University Scholar Carol Ferrans: measuring quality of life

Carol Ferrans, professor of biobehavioral health science, College of Nursing, 2013 University Scholar

Carol Ferrans developed the Qualify of Life Index, used in treatment of patients with cancer, cardiac disease and other chronic illnesses. Photo: Mark Mershon

The University Scholars Program, now in its 29th year, honors faculty members for superior research and teaching, along with great promise for future achievements. The award provides $10,000 a year for three years.

Patients around the world have better quality of life thanks to Carol Ferrans.

For more than 20 years, Ferrans has studied quality of life and minority issues in health care. She is best known for developing the Ferrans and Powers Quality of Life Index (QLI), a tool that uses importance ratings to weigh satisfaction responses, so that scores reflect contentment with the aspects of life valued by the individual.

The index, a tool for clinical practice and research, is used in cancer, cardiac disease and other chronic illnesses. It is the first choice for many states in documenting quality-of-life issues in cardiac rehabilitation programs. Available in 21 languages, it is used in more than 30 countries.

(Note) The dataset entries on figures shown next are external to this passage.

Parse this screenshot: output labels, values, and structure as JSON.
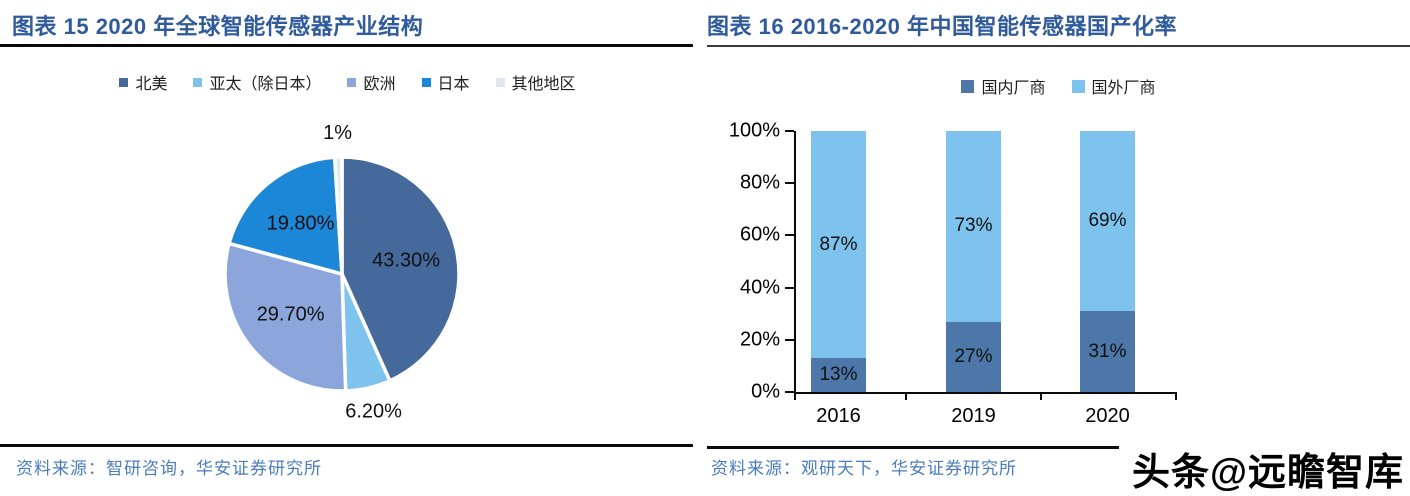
{
  "watermark": "头条@远瞻智库",
  "colors": {
    "title_blue": "#2F5B9D",
    "source_blue": "#4A7CBE",
    "axis_black": "#0a0a0a",
    "label_black": "#111111"
  },
  "chart_data": [
    {
      "type": "pie",
      "title": "图表 15 2020 年全球智能传感器产业结构",
      "labels": [
        "北美",
        "亚太（除日本）",
        "欧洲",
        "日本",
        "其他地区"
      ],
      "values": [
        43.3,
        6.2,
        29.7,
        19.8,
        1.0
      ],
      "data_labels": [
        "43.30%",
        "6.20%",
        "29.70%",
        "19.80%",
        "1%"
      ],
      "colors": [
        "#46699B",
        "#7EC2EE",
        "#8CA6DB",
        "#1C87D6",
        "#DEE7F0"
      ],
      "start_angle_deg": 0,
      "direction": "clockwise",
      "legend_position": "top",
      "source": "资料来源：智研咨询，华安证券研究所"
    },
    {
      "type": "bar",
      "stacked": true,
      "title": "图表 16 2016-2020 年中国智能传感器国产化率",
      "categories": [
        "2016",
        "2019",
        "2020"
      ],
      "series": [
        {
          "name": "国内厂商",
          "values": [
            13,
            27,
            31
          ],
          "labels": [
            "13%",
            "27%",
            "31%"
          ],
          "color": "#4C77A8"
        },
        {
          "name": "国外厂商",
          "values": [
            87,
            73,
            69
          ],
          "labels": [
            "87%",
            "73%",
            "69%"
          ],
          "color": "#7EC2EE"
        }
      ],
      "y_ticks": [
        "0%",
        "20%",
        "40%",
        "60%",
        "80%",
        "100%"
      ],
      "ylim": [
        0,
        100
      ],
      "grid": false,
      "legend_position": "top",
      "source": "资料来源：观研天下，华安证券研究所"
    }
  ]
}
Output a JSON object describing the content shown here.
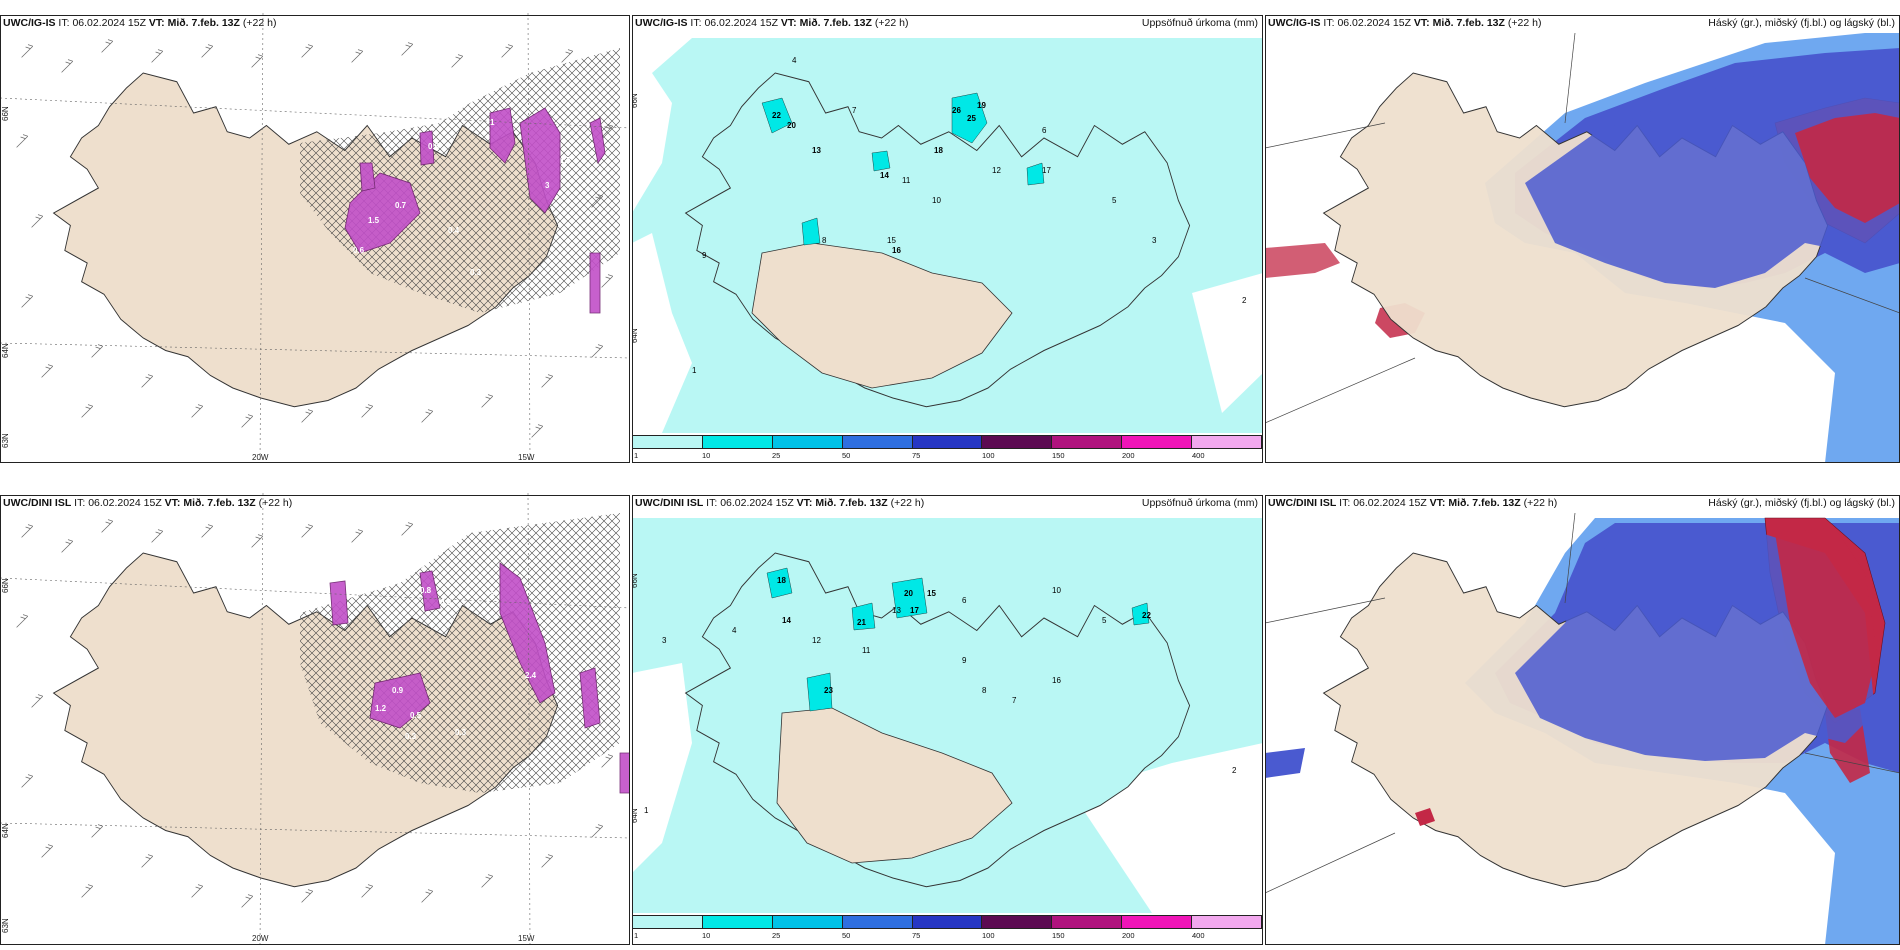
{
  "rows": [
    {
      "model": "UWC/IG-IS",
      "it_label": "IT:",
      "it_value": "06.02.2024 15Z",
      "vt_label": "VT:",
      "vt_value": "Mið. 7.feb. 13Z",
      "lead": "(+22 h)"
    },
    {
      "model": "UWC/DINI ISL",
      "it_label": "IT:",
      "it_value": "06.02.2024 15Z",
      "vt_label": "VT:",
      "vt_value": "Mið. 7.feb. 13Z",
      "lead": "(+22 h)"
    }
  ],
  "panel_titles": {
    "precip": "Uppsöfnuð úrkoma (mm)",
    "clouds": "Háský (gr.), miðský (fj.bl.) og lágský (bl.)"
  },
  "axis_labels": {
    "lat_66": "66N",
    "lat_64": "64N",
    "lat_63": "63N",
    "lon_20": "20W",
    "lon_15": "15W"
  },
  "colorbar": {
    "ticks": [
      "1",
      "10",
      "25",
      "50",
      "75",
      "100",
      "150",
      "200",
      "400"
    ],
    "colors": [
      "#b9f7f4",
      "#00e8e6",
      "#00c2e8",
      "#2f6fe0",
      "#2636c4",
      "#5c0a52",
      "#b0137e",
      "#f015b8",
      "#f2a8ee"
    ]
  },
  "wind_values": [
    [
      "1",
      "0.6",
      "1.5",
      "0.7",
      "0.4",
      "0.6",
      "1.7",
      "0.3",
      "3"
    ],
    [
      "0.8",
      "0.5",
      "2",
      "1.2",
      "0.9",
      "0.5",
      "0.3",
      "0.3",
      "2.4"
    ]
  ],
  "precip_values": [
    [
      "26",
      "25",
      "22",
      "20",
      "19",
      "18",
      "17",
      "16",
      "15",
      "14",
      "13",
      "12",
      "11",
      "10",
      "9",
      "8",
      "7",
      "6",
      "5",
      "4",
      "3",
      "2",
      "1"
    ],
    [
      "23",
      "22",
      "21",
      "20",
      "18",
      "17",
      "16",
      "15",
      "14",
      "13",
      "12",
      "11",
      "10",
      "9",
      "8",
      "7",
      "6",
      "5",
      "4",
      "3",
      "2",
      "1"
    ]
  ],
  "colors": {
    "land": "#eedfcd",
    "precip_light": "#b9f7f4",
    "precip_mid": "#00e8e6",
    "precip_high": "#00c2e8",
    "cloud_high": "#c32846",
    "cloud_mid": "#4a5ad0",
    "cloud_low": "#6fa8f0",
    "wind_precip": "#c14fc8"
  }
}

Nurses, physicians, psychologists, physical therapists and other health care professionals have published more than 200 studies using the QLI.

Ferran’s work addresses quality-of-life in cancer care, including long-term survivorship and end-of-life, early detection and treatment.

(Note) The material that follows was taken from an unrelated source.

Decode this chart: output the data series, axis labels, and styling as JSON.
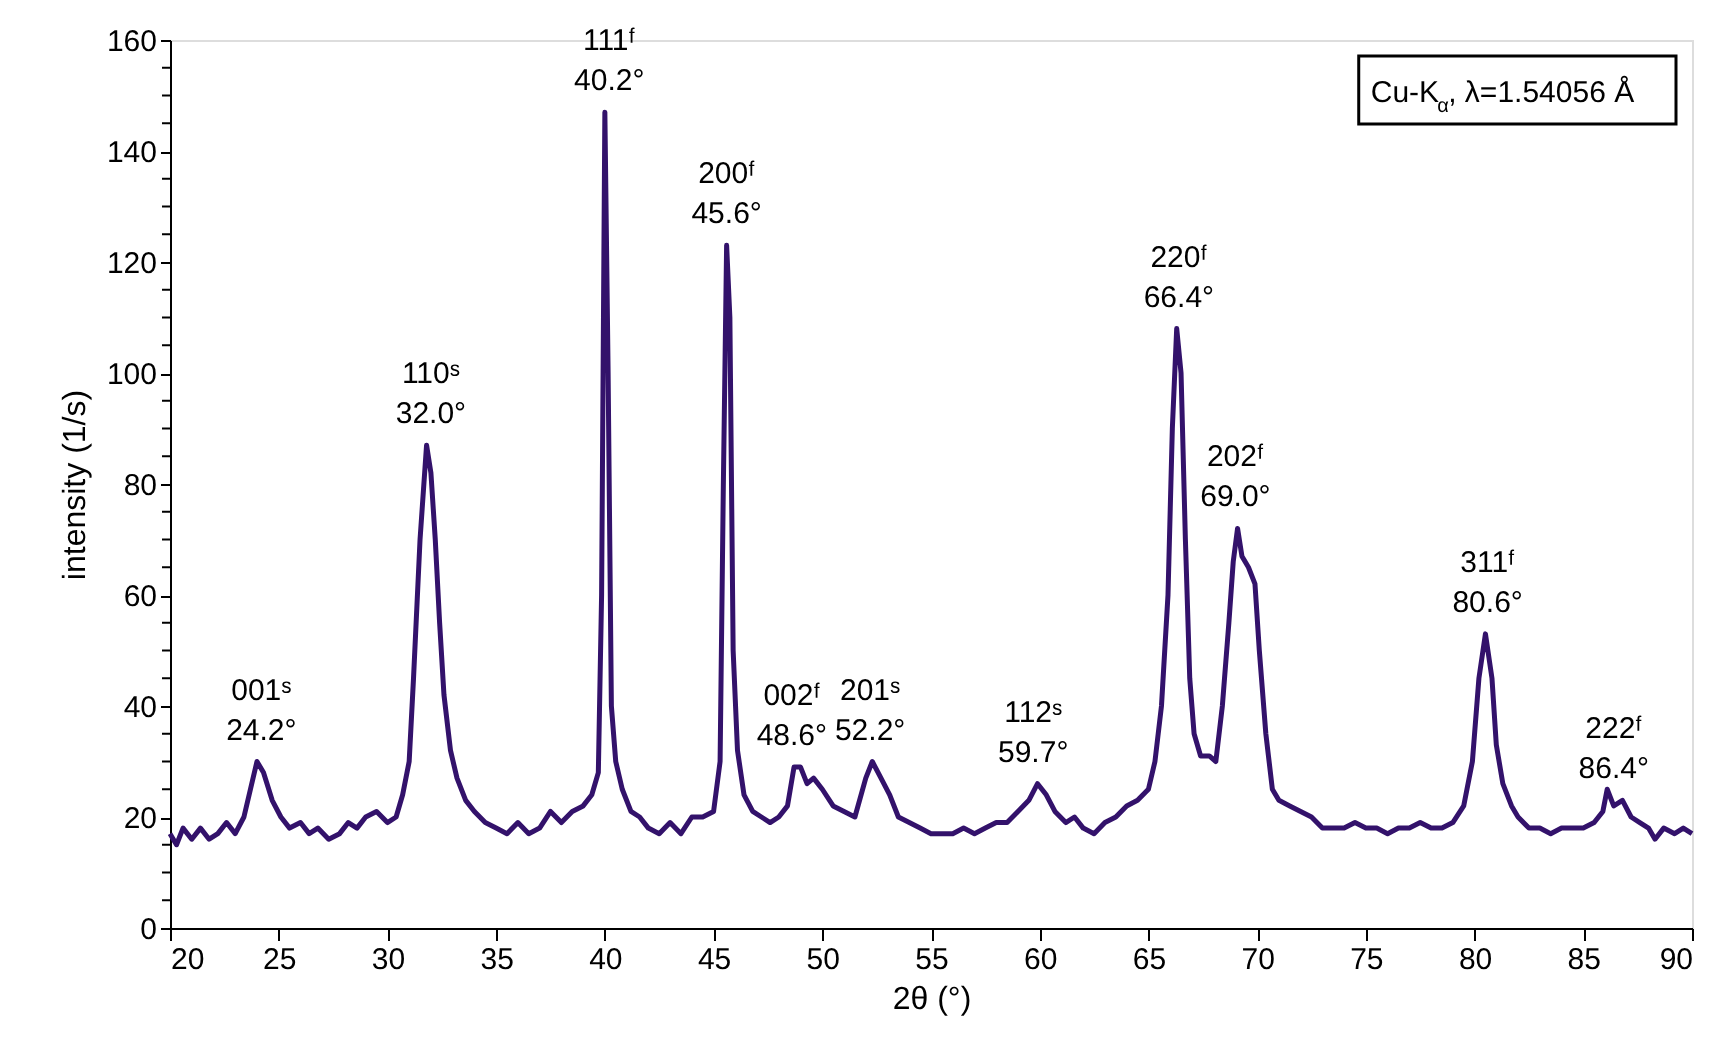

“Quality of life has become a required outcome variable for clinical trials,” said Mariann Piano, professor and head of biobehavioral health science.

“Carol’s research and activism in this area over the last 20 years have been instrumental in demonstrating to the National Institutes of Health and the world that quality of life needs to be a core outcome variable in all types of clinical trials.”

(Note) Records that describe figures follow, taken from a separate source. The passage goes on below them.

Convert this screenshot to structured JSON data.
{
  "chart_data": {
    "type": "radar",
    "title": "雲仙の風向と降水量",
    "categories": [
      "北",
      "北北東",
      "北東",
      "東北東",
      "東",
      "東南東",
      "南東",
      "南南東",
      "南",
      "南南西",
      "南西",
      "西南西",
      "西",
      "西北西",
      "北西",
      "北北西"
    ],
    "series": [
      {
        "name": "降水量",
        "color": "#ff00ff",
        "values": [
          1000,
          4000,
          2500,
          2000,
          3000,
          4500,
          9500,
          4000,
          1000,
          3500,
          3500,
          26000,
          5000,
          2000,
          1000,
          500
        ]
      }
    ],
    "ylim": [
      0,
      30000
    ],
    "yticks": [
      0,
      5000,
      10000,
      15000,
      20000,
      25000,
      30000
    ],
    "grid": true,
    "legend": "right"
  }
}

African American women are more likely than all other women to die from breast cancer, and Chicago has one of the largest disparities in breast cancer mortality in the nation — African American deaths are twice that of Caucasians.

Ferrans’ recent research identified a set of cultural beliefs contributing to this disparity. Data shows that these beliefs contributed significantly to longer delays in seeking diagnosis of a suspicious breast symptom, later stage of breast cancer at diagnosis and longer delays between diagnosis and the start of treatment.

Ferrans, co-director of the UIC Center of Excellence in Eliminating Health Disparities, developed a short film on DVD that has been demonstrated to change those attitudes about breast cancer. To date, the DVD has been distributed to more than 7,000 women in areas of Chicago that have the highest death rates from breast cancer.

Since receiving her first research grant in 1984, Ferrans has received more than $56 million in national funding. Her findings have been published in more than 70 scientific journals. She is a fellow in the American Academy of Nurses, the nursing profession’s highest honor.

“Carol’s not only an outstanding researcher, but a stellar mentor and educator,” said Terri Weaver, dean of the College of Nursing.